On reference codes and your privacy / by Benjamin Woo

I’ve received a surprising amount of feedback about one particular feature of the survey: the request for the four letters and two digits to generate a personalized reference code. Some people simply find it too personal, but others have suggested that the questions' similarity to those used for security on credit cards and other accounts represents a risk of identity theft.

In response, I have changed the prompts and—as always—you can choose your own random letters or numbers. If this was stopping you from taking the survey, please feel free to go ahead now.

However, I wanted to take a moment to explain what this step is and why, as well as to say something about how we’re protecting your privacy.

What are these codes for?

Since it is possible to complete the survey totally anonymously, we need a way to find records within the survey data. We would need to do this for one of two reasons:

  1. If you change your mind about participating in the survey and wish to withdraw. This freedom is a key principle of research ethics. If someone chose not to provide any personal information at any point in the survey, this would not be possible to withdraw the information they provided without some identifier. Using personal reference codes, we can do it without needing to record your identity.
  2. The reference codes will be used to put together the second, interview-based phase of the project. At the end of the survey, you are asked if you would be willing to have a follow-up interview, and interviewees will be selected from those who agreed using what’s called quota sampling. That is to say, we’ll decide that we want, for instance, a certain number of people in each occupational role, a certain number of men and women, a certain number of younger and established creators, etc. These people will be randomly selected based on their survey responses. However, contact information is stored separately from the main survey data in order to make it harder for anyone to identify respondents. The codes are used to cross-reference a survey record with that person’s contact information.

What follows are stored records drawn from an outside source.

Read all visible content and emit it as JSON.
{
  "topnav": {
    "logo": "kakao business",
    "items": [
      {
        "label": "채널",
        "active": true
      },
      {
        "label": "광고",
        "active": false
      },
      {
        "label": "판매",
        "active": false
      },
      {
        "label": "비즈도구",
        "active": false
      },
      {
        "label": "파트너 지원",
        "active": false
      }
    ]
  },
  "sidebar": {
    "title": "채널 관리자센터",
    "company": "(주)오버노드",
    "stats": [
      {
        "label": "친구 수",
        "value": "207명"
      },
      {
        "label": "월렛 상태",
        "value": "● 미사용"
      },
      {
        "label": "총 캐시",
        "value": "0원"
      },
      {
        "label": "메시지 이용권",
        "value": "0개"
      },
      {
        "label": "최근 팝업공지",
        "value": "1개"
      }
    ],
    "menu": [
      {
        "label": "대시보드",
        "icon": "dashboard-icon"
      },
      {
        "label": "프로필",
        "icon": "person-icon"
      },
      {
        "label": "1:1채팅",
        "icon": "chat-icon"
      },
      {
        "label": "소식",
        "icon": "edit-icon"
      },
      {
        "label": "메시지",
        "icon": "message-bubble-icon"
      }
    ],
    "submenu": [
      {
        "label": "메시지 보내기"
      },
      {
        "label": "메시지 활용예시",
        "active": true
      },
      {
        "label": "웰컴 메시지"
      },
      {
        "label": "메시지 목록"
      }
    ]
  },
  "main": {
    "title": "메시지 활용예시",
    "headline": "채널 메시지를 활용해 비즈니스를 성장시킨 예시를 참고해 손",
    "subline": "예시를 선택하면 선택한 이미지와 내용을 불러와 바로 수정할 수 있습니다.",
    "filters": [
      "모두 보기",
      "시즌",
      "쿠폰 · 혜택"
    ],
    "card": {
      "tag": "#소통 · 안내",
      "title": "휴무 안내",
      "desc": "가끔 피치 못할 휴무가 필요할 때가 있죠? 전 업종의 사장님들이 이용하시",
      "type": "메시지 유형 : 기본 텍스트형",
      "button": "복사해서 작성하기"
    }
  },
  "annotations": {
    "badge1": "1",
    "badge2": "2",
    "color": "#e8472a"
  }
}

Both of these functions are important, and that’s why it is required that all survey respondents take the step of generating a reference code. They also shape why I chose the particular prompts that I did. People are just not as good at picking things randomly as we think we are, and basing the reference codes on some piece of personal information makes them more memorable so they can be recreated if lost or forgotten. But they had to be based on pieces of information that were relatively variable so as to reduce the chances of duplicate codes being selected. 

Protecting your data

Protecting your privacy and the integrity of the information you provide is important to us. It’s another core principle of the policy framework that governs academic research. In particular, I know that many of you are freelancers who may have to watch what you say publicly about your working conditions, and that was taken into account when the study procedures were reviewed and approved by our Institutional Review Board. 

While the survey is open, the information you provide is stored on the servers of our survey provider, FluidSurveys. You can read about their privacy policy here, but this is the key bit:

The surveys and data collected by your surveys and other information you upload is yours. We will not use it or share it in any way.

It’s probably also worth noting that FluidSurveys' servers are physically located in Canada, and so they’re (theoretically!) not subject to Patriot Act snooping.

Meet Siegel and Shuster. 

Meet Siegel and Shuster. 

Once the survey is closed, the data will be downloaded and removed from the online platform. All of the files related to the project will be stored on a pair of encrypted, password-protected hard drives (a working drive and a back-up), which I keep under lock and key.

As mentioned above, the personally identifying contact information (name and email) of those who agreed to grant a follow-up interview will be stripped out. This information will be stored in hard copy and then securely destroyed once the interviews have been arranged. At that point, there will no longer be any way to associate a name with any specific record in the survey data set.

This fully anonymized version of the data is what I’ll be analyzing when I write up the study’s findings. But research reports will remain anonymous and aggregated, so it should not be possible for any reader to identify individual participants from anything we release.

At the study’s end, I also intend to archive the data set for future researchers to use. Professional archivists will be consulted in order to develop an access policy that will balance participants’ privacy rights with the scholarly benefit that can be gained from later analysis.

I hope this helps to explain a bit about why things were set up as they are and to put your mind at ease. Again, if the particular prompts I chose were keeping you from taking the survey or sharing it with your friends, peers, and collaborators, I hope you’ll reconsider. Every completed survey improves the quality of our results and of the information we will eventually be able to give back to the creator community.